Olivia Nadworny ’22 had never baked before quarantine, but like Philip, she’s found baking to be a meditative experience. She started with kosher for Passover muffins and is working her way up to baking a cake for her mom’s birthday.
“I always thought baking would be slightly stressful, but now that I’ve started doing it, it’s just fun and a nice way to take your mind off of everything else that’s going on, because you have to be so present in what you’re doing,” Nadworny said.
Without extracurriculars or social obligations, it’s hard to find ways to take breaks, especially ones that don’t involve more screen time. Nadworny said that she finds baking to be a good alternative to being online.
“It felt fun and productive to create something. I’d do it more as a break after being on Zoom all day. It was something I wanted to do that wasn’t on my phone or computer or TV,” Nadworny said.
Unlike Nadworny, Claire Betzer ’23 has been baking and cooking since high school. She even baked a couple of times at Dartmouth, but she really got back to it in her time at home. She documents her creations on a quarantine baking Instagram account.
“I’ve been doing weekly little projects, and then I thought it would be fun to document those recipes, so I started a food Instagram with my sister just to have fun with it,” Betzer said.
Betzer noted that she’s “trying to recreate pieces of Dartmouth at home” by recreating her favorite King Arthur Flour recipes. She started with their vegan muffins and aims to tackle their morning buns as her next project.
King Arthur Flour has taken initiative to adapt its business model to the times. Beyond the obvious steps of ramping up production, the company has launched a series of live Instagram and Facebook shows featuring their most accomplished bakers baking at home. They even put out 13 Zoom backgrounds of baked goods and scenes from their Norwich, Vermont location.

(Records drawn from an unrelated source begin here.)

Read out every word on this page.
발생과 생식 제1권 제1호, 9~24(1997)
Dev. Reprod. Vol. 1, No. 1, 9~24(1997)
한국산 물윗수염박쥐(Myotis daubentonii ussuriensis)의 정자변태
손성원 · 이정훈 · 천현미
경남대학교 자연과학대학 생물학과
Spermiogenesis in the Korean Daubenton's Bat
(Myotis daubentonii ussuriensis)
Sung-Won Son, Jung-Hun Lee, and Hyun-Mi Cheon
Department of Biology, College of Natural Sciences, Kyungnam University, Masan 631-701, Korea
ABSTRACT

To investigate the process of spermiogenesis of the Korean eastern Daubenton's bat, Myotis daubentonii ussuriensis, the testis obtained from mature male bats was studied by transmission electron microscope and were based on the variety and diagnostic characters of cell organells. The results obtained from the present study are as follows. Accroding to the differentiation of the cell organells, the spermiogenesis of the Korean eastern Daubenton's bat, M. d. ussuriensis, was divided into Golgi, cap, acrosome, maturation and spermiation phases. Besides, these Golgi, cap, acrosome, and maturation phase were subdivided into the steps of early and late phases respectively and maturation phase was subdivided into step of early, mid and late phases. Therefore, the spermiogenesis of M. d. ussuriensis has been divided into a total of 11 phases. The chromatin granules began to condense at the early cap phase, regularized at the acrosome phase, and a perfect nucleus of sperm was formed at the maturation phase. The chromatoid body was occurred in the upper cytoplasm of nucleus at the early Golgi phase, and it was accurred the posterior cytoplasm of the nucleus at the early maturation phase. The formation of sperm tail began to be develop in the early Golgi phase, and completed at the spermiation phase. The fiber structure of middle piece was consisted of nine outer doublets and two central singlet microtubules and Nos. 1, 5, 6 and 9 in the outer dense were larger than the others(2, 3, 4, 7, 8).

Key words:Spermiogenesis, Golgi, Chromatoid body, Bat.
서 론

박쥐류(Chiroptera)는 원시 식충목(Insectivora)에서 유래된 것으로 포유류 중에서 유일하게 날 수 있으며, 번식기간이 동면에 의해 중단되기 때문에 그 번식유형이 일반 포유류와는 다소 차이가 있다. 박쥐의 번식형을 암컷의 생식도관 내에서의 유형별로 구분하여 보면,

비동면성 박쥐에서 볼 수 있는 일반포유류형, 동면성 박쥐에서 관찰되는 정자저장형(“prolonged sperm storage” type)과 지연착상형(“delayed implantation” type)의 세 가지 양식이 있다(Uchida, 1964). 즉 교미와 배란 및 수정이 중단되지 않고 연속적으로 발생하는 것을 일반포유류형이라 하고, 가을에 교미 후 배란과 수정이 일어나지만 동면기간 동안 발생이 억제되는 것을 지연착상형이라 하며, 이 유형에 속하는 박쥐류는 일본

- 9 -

Still, even for bakers, this is not a time for romanticization.
“Because of the level of engagement with baking, I think it’s a rich time, but there’s a cloud over everything,” Philip said. “There aren’t going to be parades about the increased levels of baking. It’s a sober time.”
Philip has been recording himself baking for a series of videos for the King Arthur Flour Facebook page in his Vermont home with his son, Arlo.
“It’s nice to be able to come home and bake in a way,” Philip said. “When Arlo and I are baking together, I get to bring some of the best of what I know as a professional baker and translate it into the home environment … which is rewarding for me.”
Baking can also offer a source of remote connection. A few weeks ago, I participated in a virtual banana bread baking date with six friends over Zoom. Similarly, Nadworny explained that she set up a FaceTime date with a friend in order to bake pumpkin bread together.
“It was really cute. Not super seasonally appropriate, but it reminded me of fall and the KAF pumpkin bread,” Nadworny said.
Philip believes that food has the special ability to bring people together.
“Food is communal. Food might even be the first community. Before we had organized society, what was it that brought people together? If you go back 14,000 years, breadmaking predates modern agriculture,” Philip said.
Philip’s description reminded me that the phrase “breaking bread” connotes a sense of sharing beyond literally eating a meal with others. It refers to human connection and the historial intertwining of cultural identity with food. Though social distancing limits our ability to congregate for a group meal, we can at least substitute baking bread for breaking it.